Networking and Internetworking Devices
Repeater
An analog device that amplifies and retransmits signals over long distances, operates at the physical layer.
Hub
Physical layer device, like repeaters but designed for multiple input lines.
Bridge
Connects two or more LANs, isolates collision domains, and offers better performance than hubs.
Switch
Connects devices on a network, transmits data to specific devices, and operates at the Data Link Layer (Layer 2).
Router
Connects local networks, directs traffic at the Network Layer (Layer 3), and performs NAT (Network Address Translation).
Connection-Oriented vs Connectionless Services
Connection-Oriented
Modeled after the telephone system. A connection is established before communication, and the connection is released after use.
Connectionless
Modeled after the postal system.
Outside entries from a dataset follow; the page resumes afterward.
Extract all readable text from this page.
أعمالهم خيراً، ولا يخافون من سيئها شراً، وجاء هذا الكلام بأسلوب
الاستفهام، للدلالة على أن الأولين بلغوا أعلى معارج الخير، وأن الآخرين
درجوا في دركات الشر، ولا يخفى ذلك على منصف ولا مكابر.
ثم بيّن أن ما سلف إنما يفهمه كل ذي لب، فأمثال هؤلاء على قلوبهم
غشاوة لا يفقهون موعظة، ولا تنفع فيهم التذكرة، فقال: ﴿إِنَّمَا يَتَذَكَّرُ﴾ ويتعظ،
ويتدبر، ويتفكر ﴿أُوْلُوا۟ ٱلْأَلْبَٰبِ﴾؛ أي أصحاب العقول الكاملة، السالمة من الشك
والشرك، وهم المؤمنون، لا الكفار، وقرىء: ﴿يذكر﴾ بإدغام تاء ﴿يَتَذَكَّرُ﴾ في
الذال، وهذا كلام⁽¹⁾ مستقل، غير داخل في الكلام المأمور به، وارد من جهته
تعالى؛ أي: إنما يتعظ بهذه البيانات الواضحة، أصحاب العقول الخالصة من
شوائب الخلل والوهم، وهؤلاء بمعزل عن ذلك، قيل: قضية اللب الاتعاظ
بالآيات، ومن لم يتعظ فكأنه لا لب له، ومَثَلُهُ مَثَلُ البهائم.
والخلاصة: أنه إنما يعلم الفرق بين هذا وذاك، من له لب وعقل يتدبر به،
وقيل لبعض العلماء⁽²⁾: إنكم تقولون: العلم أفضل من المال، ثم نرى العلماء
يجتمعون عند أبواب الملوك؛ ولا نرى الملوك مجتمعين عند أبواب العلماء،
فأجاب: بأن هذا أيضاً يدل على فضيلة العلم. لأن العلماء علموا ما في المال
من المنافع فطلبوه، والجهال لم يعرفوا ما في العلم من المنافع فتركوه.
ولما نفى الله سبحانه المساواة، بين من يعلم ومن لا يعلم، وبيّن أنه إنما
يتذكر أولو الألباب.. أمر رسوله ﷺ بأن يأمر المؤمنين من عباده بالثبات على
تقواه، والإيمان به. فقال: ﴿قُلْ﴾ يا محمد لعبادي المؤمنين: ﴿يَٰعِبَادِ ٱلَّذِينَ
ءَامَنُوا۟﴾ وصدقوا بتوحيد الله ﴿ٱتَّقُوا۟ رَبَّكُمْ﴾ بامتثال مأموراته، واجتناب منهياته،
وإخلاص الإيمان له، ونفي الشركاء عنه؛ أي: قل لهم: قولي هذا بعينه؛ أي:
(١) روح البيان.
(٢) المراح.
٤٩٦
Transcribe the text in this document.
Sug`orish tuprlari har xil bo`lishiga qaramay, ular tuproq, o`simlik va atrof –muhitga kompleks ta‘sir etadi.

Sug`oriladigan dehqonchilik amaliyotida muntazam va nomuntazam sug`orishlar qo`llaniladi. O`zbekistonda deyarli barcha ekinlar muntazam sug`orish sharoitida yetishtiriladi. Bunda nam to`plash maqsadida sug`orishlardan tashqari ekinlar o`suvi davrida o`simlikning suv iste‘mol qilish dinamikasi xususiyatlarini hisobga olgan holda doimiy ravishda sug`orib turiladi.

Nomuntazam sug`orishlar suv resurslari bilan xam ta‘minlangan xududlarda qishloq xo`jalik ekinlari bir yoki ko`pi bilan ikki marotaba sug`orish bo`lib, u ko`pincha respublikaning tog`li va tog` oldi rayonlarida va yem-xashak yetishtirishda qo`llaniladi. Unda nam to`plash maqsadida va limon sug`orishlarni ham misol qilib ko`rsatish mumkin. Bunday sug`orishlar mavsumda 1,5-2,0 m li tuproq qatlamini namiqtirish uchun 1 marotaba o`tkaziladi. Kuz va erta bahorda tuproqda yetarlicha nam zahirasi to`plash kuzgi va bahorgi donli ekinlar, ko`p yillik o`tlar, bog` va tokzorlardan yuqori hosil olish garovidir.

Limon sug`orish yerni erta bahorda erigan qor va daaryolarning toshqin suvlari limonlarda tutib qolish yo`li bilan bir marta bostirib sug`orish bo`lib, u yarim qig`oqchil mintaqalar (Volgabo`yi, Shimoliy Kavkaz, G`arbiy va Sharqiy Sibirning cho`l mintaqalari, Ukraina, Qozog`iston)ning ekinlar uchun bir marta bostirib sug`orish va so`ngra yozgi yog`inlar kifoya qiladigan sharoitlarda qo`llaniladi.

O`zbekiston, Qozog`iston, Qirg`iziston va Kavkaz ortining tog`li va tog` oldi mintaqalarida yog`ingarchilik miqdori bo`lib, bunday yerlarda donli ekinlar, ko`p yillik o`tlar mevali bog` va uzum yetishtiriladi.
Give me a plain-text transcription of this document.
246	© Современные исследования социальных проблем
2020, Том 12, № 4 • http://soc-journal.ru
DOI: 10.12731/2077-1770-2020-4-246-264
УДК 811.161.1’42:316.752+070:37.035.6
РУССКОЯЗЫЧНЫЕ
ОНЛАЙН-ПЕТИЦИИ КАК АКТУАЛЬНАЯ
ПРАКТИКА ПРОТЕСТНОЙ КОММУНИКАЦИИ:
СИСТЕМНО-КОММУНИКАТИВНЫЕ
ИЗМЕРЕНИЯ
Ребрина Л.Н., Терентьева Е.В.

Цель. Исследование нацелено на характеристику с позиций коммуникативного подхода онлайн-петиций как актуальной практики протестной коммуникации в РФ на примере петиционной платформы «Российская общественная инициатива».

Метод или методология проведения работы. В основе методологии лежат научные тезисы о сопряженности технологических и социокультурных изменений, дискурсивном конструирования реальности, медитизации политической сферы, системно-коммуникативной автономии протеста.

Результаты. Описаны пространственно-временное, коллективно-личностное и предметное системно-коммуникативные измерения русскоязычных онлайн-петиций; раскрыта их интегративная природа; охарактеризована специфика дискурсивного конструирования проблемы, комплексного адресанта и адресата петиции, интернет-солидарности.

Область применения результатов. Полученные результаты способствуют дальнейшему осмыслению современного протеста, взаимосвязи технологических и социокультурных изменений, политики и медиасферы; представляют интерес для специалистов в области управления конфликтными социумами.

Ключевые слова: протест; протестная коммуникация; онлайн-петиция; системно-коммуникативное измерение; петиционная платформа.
Each message carries the full destination address without needing to establish a connection.
Reference Models
OSI Reference Model
A model developed by ISO for standardizing network protocols, revised in 1995.
TCP/IP Reference Model
Used by ARPANET and its successor, the Internet, with design goals to connect multiple networks.
Transport Layer Protocols
Transmission Control Protocol (TCP)
- Connection-oriented
- Reliable delivery
- Ordered data reconstruction
- Flow control
User Datagram Protocol (UDP)
- Connectionless
- Unreliable delivery
- No ordered data reconstruction
- No flow control
Summary
Key topics: network topologies, internetworking devices, OSI reference model, TCP/IP protocols.